I am suppose to find the Partial Fraction Decomposition of $$\dfrac{x^2}{(x-1)(x+1)^2}$$
My work so far:
$$\dfrac{x^2}{(x-1)(x+1)^2} = \dfrac{A}{x-1} + \dfrac{B}{x+1} + \dfrac{C}{(x+1)^2}$$
Thus, $$ x^2 = A(x+1)^3 + B(x-1)(x+1)^2 + C(x+1)(x-1)$$
With x = 0 we get, $$ 0 = A - B - C $$ I am not sure what to do after this, as plugging in the remaining factors (x = -1, 1) Does not help me find the unknown coefficients.

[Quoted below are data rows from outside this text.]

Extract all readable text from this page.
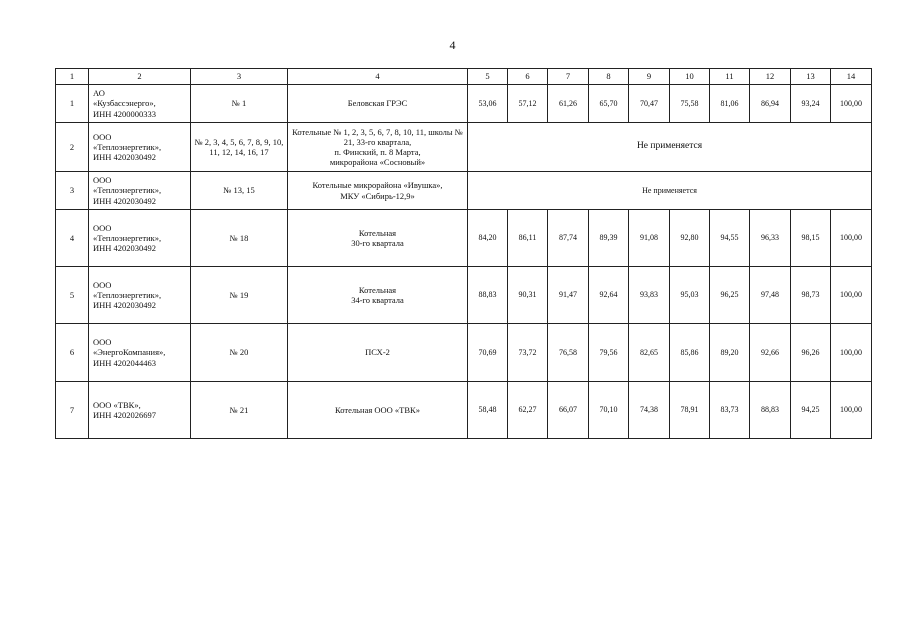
4
1	2	3	4	5	6	7	8	9	10	11	12	13	14
1	АО
«Кузбассэнерго»,
ИНН 4200000333	№ 1	Беловская ГРЭС	53,06	57,12	61,26	65,70	70,47	75,58	81,06	86,94	93,24	100,00
2	ООО
«Теплоэнергетик»,
ИНН 4202030492	№ 2, 3, 4, 5, 6, 7, 8, 9, 10, 11, 12, 14, 16, 17	Котельные № 1, 2, 3, 5, 6, 7, 8, 10, 11, школы № 21, 33-го квартала,
п. Финский, п. 8 Марта,
микрорайона «Сосновый»	Не применяется									
3	ООО
«Теплоэнергетик»,
ИНН 4202030492	№ 13, 15	Котельные микрорайона «Ивушка»,
МКУ «Сибирь-12,9»	Не применяется									
4	ООО
«Теплоэнергетик»,
ИНН 4202030492	№ 18	Котельная
30-го квартала	84,20	86,11	87,74	89,39	91,08	92,80	94,55	96,33	98,15	100,00
5	ООО
«Теплоэнергетик»,
ИНН 4202030492	№ 19	Котельная
34-го квартала	88,83	90,31	91,47	92,64	93,83	95,03	96,25	97,48	98,73	100,00
6	ООО
«ЭнергоКомпания»,
ИНН 4202044463	№ 20	ПСХ-2	70,69	73,72	76,58	79,56	82,65	85,86	89,20	92,66	96,26	100,00
7	ООО «ТВК»,
ИНН 4202026697	№ 21	Котельная ООО «ТВК»	58,48	62,27	66,07	70,10	74,38	78,91	83,73	88,83	94,25	100,00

Any help would be appreciated. Thanks
Edit. With $x = 1$, $$1 = A + 0B + 0C$$ $$A = 1$$
With $x = -1$ $$1 = 0A + 0B + 0C$$ $$1 = 0$$
After your "thus" it must be
$$x^2=A(x+1)^2+B(x-1)(x+1)+C(x-1)$$
and not what you wrote there. Now substitute $\;x=1\;$ in both sides and get
$$1^2=A\cdot2^2\implies A=\frac14$$
and then substitute $\;x=-1\;$ and get ...etc.